Two flaws in the web interface due to a lack of user input validation in two PHP scripts of a Fujitsu Eternus CS8000 V8.1 could allow an unauthenticated attacker to read, write, and destroy backed-up files.
Both flaws, a command injection in grel.php and a command injection in hw_view.php, could allow an attacker to gain remote code execution on the appliance without prior authentication or authorization.
As no include-guards are in-place, the attacker can trigger the script without prior authentication by calling it directly. This would enable them to take control over the appliance as if they were logged in directly via a secure shell.
If exploited, the attacker obtains limited user privileges on the machine as the ‘www-data’ user; allowing an attacker to easily escalate their privileges to the administrative ‘root’ user of the system due to the outdated kernel.

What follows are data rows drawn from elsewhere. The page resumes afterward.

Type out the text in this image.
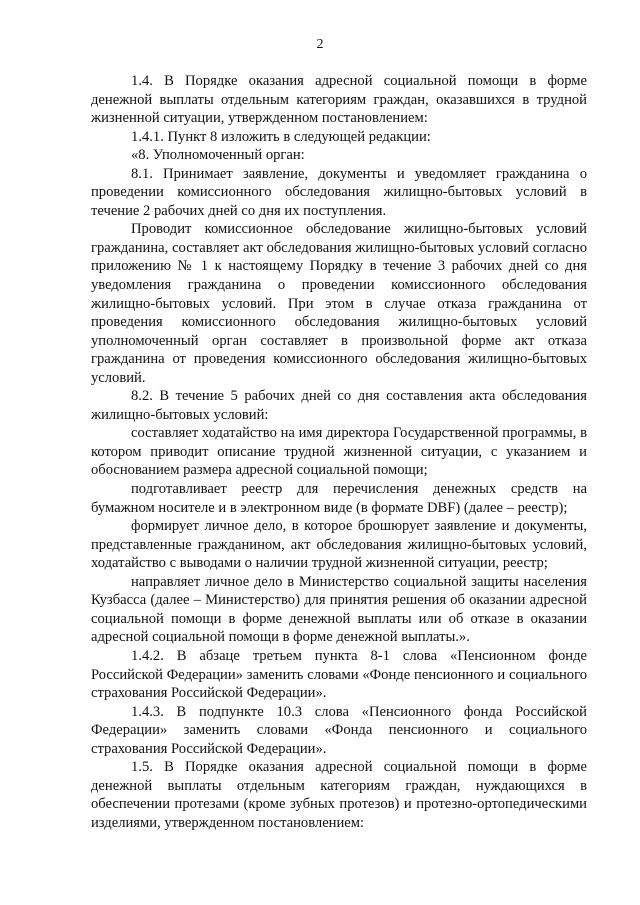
2

1.4. В Порядке оказания адресной социальной помощи в форме денежной выплаты отдельным категориям граждан, оказавшихся в трудной жизненной ситуации, утвержденном постановлением:

1.4.1. Пункт 8 изложить в следующей редакции:

«8. Уполномоченный орган:

8.1. Принимает заявление, документы и уведомляет гражданина о проведении комиссионного обследования жилищно-бытовых условий в течение 2 рабочих дней со дня их поступления.

Проводит комиссионное обследование жилищно-бытовых условий гражданина, составляет акт обследования жилищно-бытовых условий согласно приложению № 1 к настоящему Порядку в течение 3 рабочих дней со дня уведомления гражданина о проведении комиссионного обследования жилищно-бытовых условий. При этом в случае отказа гражданина от проведения комиссионного обследования жилищно-бытовых условий уполномоченный орган составляет в произвольной форме акт отказа гражданина от проведения комиссионного обследования жилищно-бытовых условий.

8.2. В течение 5 рабочих дней со дня составления акта обследования жилищно-бытовых условий:

составляет ходатайство на имя директора Государственной программы, в котором приводит описание трудной жизненной ситуации, с указанием и обоснованием размера адресной социальной помощи;

подготавливает реестр для перечисления денежных средств на бумажном носителе и в электронном виде (в формате DBF) (далее – реестр);

формирует личное дело, в которое брошюрует заявление и документы, представленные гражданином, акт обследования жилищно-бытовых условий, ходатайство с выводами о наличии трудной жизненной ситуации, реестр;

направляет личное дело в Министерство социальной защиты населения Кузбасса (далее – Министерство) для принятия решения об оказании адресной социальной помощи в форме денежной выплаты или об отказе в оказании адресной социальной помощи в форме денежной выплаты.».

1.4.2. В абзаце третьем пункта 8-1 слова «Пенсионном фонде Российской Федерации» заменить словами «Фонде пенсионного и социального страхования Российской Федерации».

1.4.3. В подпункте 10.3 слова «Пенсионного фонда Российской Федерации» заменить словами «Фонда пенсионного и социального страхования Российской Федерации».

1.5. В Порядке оказания адресной социальной помощи в форме денежной выплаты отдельным категориям граждан, нуждающихся в обеспечении протезами (кроме зубных протезов) и протезно-ортопедическими изделиями, утвержденном постановлением:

An attacker with full control over the system is potentially able to read, modify and potentially destroy the entire virtual backup tapes, which could be used as an initial stage of a ransomware attack to ensure the victim is not able to recover and is forced to pay the ransom.
Fujitsu said it has no knowledge of any working exploit code and has seen no successful attempts to exploit the vulnerabilities in the wild. Users to upgrade to the latest version of the software immediately. It has also listed other recommendations to mitigate the bugs in the blog post.
The issues were discovered during a penetration test conducted by NCC Group on behalf of a client.